Der Wahlkampf für die Bundestagswahl 2017 wirft seine Schatten voraus. Um Menschen und besonders junge Menschen (wieder) für Politik zu interessieren, legten die Friedrich-Ebert-Stiftung und unsere SPD-Bundestagsabgeordnete Svenja Stadler den Finger in die Wunde und luden zur alternativen Talkshow ein. Das Thema: „Miteinander reden statt übereinander klagen. Eine alternative Talkshow zur Politikverdrossenheit“.
Der Inhalt und die Frage, was an der Veranstaltung alternativ sein würde, machten mich neugierig, und so ging ich hin. Das Konzept, stellte sich dann heraus, war angelehnt an die Sendung „Hart aber fair“. Die Diskussion in Buchholz wurde per Livestream in Internet übertragen, und „da draußen“ diskutierten Zuhörer mit. Die Verzahnung von Vor-Ort-Debatte und dem Online-Chat gelang indes nicht gut – aufgrund vieler direkter Wortbeiträge wurde der Livechat fast vollständig vergessen und blieb letztlich eine separate Veranstaltung.
Die inhaltliche Analyse war aufschlussreich: Dr. Matthias Micus vom Göttinger Institut für Demokratieforschung nahm die Verdrossenheit der Bürger ernst – sei es nun Politik-, Partei- oder Politikerverdrossenheit. Denn diese Verdrossenheit habe die Parteien als wichtigste Säule des politischen Systems in Deutschland porös und instabil gemacht. Und immer weniger Wahlberechtigte entschieden sich für die Volksparteien.
„Partizipation“, sagte Micus, „hängt vom Interesse ab, und das hängt vom Selbstwirksamkeitsempfinden ab.“ Wo der Glaube herrsche, man könne nichts verändern, da schwinde die Partizipation. Zwar sei das ehrenamtliche Engagement insgesamt gestiegen, aber jene, die schon im Abseits stünden, würden auch durch neue, unkonventionelle Instrumente der Partizipation nicht erreicht. Die Schere klaffe auseinander, und wer aus der Passivität zurückdränge in die Aktivität, tue das meist nicht konstruktiv, sondern pessimistisch und misstrauisch. Micus forderte: „Die etablierten Kräfte müssen Parteien offensiver verteidigen, denn sie sind Filter gegen Populisten.“
Um Menschen wieder für Politik zu gewinnen, so Micus, müssten Parteien sie zunächst über unpolitische Angebote wieder interessieren, erst einmal ohne Eigennutz, denn dann würden Hemmschwellen abgebaut.

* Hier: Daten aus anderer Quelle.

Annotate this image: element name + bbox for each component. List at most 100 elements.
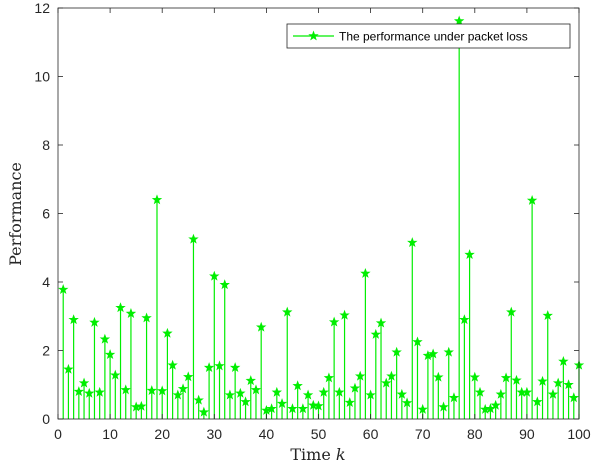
stem-marker: [214, 360, 225, 371]
stem-marker: [334, 386, 345, 397]
stem-marker: [151, 194, 163, 205]
x-tick-label: 80: [467, 426, 483, 442]
stem-marker: [568, 392, 579, 403]
stem-marker: [464, 249, 475, 260]
y-tick-label: 8: [42, 137, 50, 153]
plot-area: [58, 8, 579, 419]
y-tick-label: 6: [42, 206, 50, 222]
stem-marker: [443, 346, 454, 357]
stem-marker: [58, 284, 69, 294]
stem-marker: [188, 233, 199, 244]
stem-marker: [203, 362, 215, 373]
stem-marker: [292, 380, 303, 391]
stem-marker: [532, 396, 543, 407]
stem-marker: [396, 388, 408, 399]
stem-marker: [417, 403, 428, 414]
stem-marker: [313, 400, 324, 411]
stem-marker: [302, 389, 314, 400]
stem-marker: [438, 401, 449, 412]
stem-marker: [229, 362, 241, 373]
stem-marker: [104, 349, 116, 360]
stem-marker: [99, 333, 111, 344]
stem-marker: [495, 388, 507, 399]
stem-marker: [177, 383, 189, 394]
stem-marker: [219, 279, 230, 290]
stem-marker: [84, 387, 95, 398]
stem-marker: [167, 359, 178, 370]
stem-marker: [506, 306, 517, 317]
stem-marker: [391, 346, 402, 357]
stem-marker: [183, 371, 194, 382]
x-axis-label: Time k: [290, 445, 345, 464]
stem-marker: [349, 382, 361, 393]
stem-marker: [537, 375, 548, 386]
stem-marker: [245, 375, 256, 386]
stem-marker: [490, 399, 501, 410]
stem-marker: [224, 389, 236, 400]
stem-marker: [287, 403, 298, 414]
stem-marker: [276, 398, 288, 409]
stem-marker: [433, 371, 444, 382]
stem-marker: [386, 370, 397, 381]
legend: The performance under packet loss: [286, 23, 571, 49]
stem-marker: [401, 397, 413, 408]
stem-marker: [146, 385, 157, 395]
y-tick-label: 4: [42, 274, 50, 290]
stem-marker: [542, 310, 553, 321]
x-tick-label: 60: [363, 426, 379, 442]
stem-marker: [110, 369, 121, 380]
stem-marker: [453, 15, 465, 26]
x-tick-label: 30: [207, 426, 223, 442]
stem-marker: [323, 372, 335, 383]
stem-marker: [381, 377, 392, 388]
stem-marker: [563, 379, 574, 390]
stem-marker: [240, 396, 251, 407]
stem-marker: [344, 397, 355, 407]
stem-marker: [120, 384, 131, 395]
stem-marker: [354, 370, 366, 381]
x-tick-label: 70: [415, 426, 431, 442]
stem-marker: [162, 327, 173, 338]
stem-marker: [547, 388, 559, 399]
stem-marker: [250, 384, 262, 395]
stem-marker: [308, 399, 319, 410]
stem-marker: [141, 312, 152, 323]
y-tick-label: 10: [34, 69, 50, 85]
stem-marker: [172, 389, 184, 400]
y-axis-label: Performance: [6, 162, 25, 266]
stem-marker: [427, 348, 439, 359]
stem-marker: [125, 308, 137, 318]
stem-marker: [407, 237, 418, 248]
stem-marker: [500, 372, 512, 383]
stem-marker: [193, 394, 204, 405]
stem-marker: [209, 270, 220, 281]
y-tick-label: 0: [42, 411, 50, 427]
x-tick-label: 0: [54, 426, 62, 442]
x-tick-label: 40: [259, 426, 275, 442]
stem-marker: [521, 386, 533, 397]
stem-marker: [255, 321, 267, 332]
stem-marker: [448, 392, 460, 403]
stem-marker: [552, 377, 564, 388]
axis-ticks: 0 10 20 30 40 50 60 70 80 90 100 0 2 4 6 8 10 12: [34, 0, 590, 442]
y-tick-label: 12: [34, 0, 50, 16]
stem-marker: [375, 317, 387, 328]
x-tick-label: 10: [102, 426, 118, 442]
stem-marker: [78, 377, 90, 388]
x-tick-label: 20: [154, 426, 170, 442]
stem-marker: [474, 386, 486, 397]
stem-marker: [459, 314, 470, 325]
x-tick-label: 50: [311, 426, 327, 442]
legend-star-marker: [308, 30, 319, 41]
stem-marker: [156, 385, 168, 396]
x-tick-label: 90: [519, 426, 535, 442]
y-tick-label: 2: [42, 343, 50, 359]
stem-marker: [360, 267, 371, 278]
stem-marker: [328, 316, 340, 327]
stem-marker: [511, 374, 522, 385]
stem-marker: [318, 386, 329, 397]
stem-marker: [68, 314, 79, 325]
stem-marker: [94, 386, 105, 397]
stem-marker: [235, 387, 246, 398]
x-tick-label: 100: [567, 426, 591, 442]
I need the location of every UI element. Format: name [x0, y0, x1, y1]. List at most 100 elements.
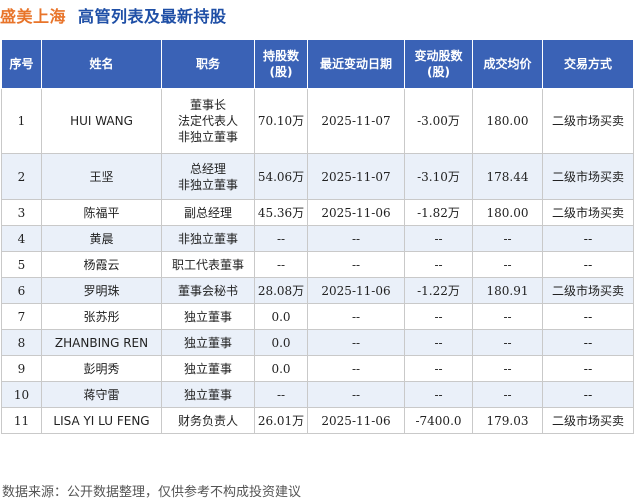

Das könne schließlich wieder zu politischem Engagement führen. Gleichzeitig forderte er von den Volksparteien, wieder Utopien und Visionen anzubieten, denn: „Eine Mobilisierung überhaupt ergibt sich aus klaren politischen Profilen und Unterscheidbarkeiten.“
Wie politikverdrossen ist die Bevölkerung nun? Die jüngste Kandidatin auf dem Podium, Sophie Röhse vom Jugendrat in Buchholz, sagte: „Ich glaube, es gibt ein Interesse an Politik. Sie ist auch relevant für junge Menschen, aber die fühlen sich nicht repräsentiert.“ Das mag so sein, aber das bedeutet auch, dass es junge Menschen geben muss, die sich aktiv engagieren – wer sonst soll die jungen Leute repräsentieren?
Tatsächlich aber wurden einige Teilnehmer des Podiums nicht besonders wahrgenommen und konnten nicht so recht an der Diskussion partizipieren – genau das, was wir doch nicht wollen. So wurde die junge Sophie Röhse kaum in das Gespräch einbezogen, und der engagierte Kommunalpolitiker Martin Gerdau kam ebenso selten zu Wort. Der Internetchat lief wie gesagt nebenher und war später auch nicht mehr einsehbar.
Die Idee der alternativen Talkshow war also gut, und das Konzept könnte wirklich partizipativ werden – wenn an der Umsetzung noch ein bisschen gearbeitet wird.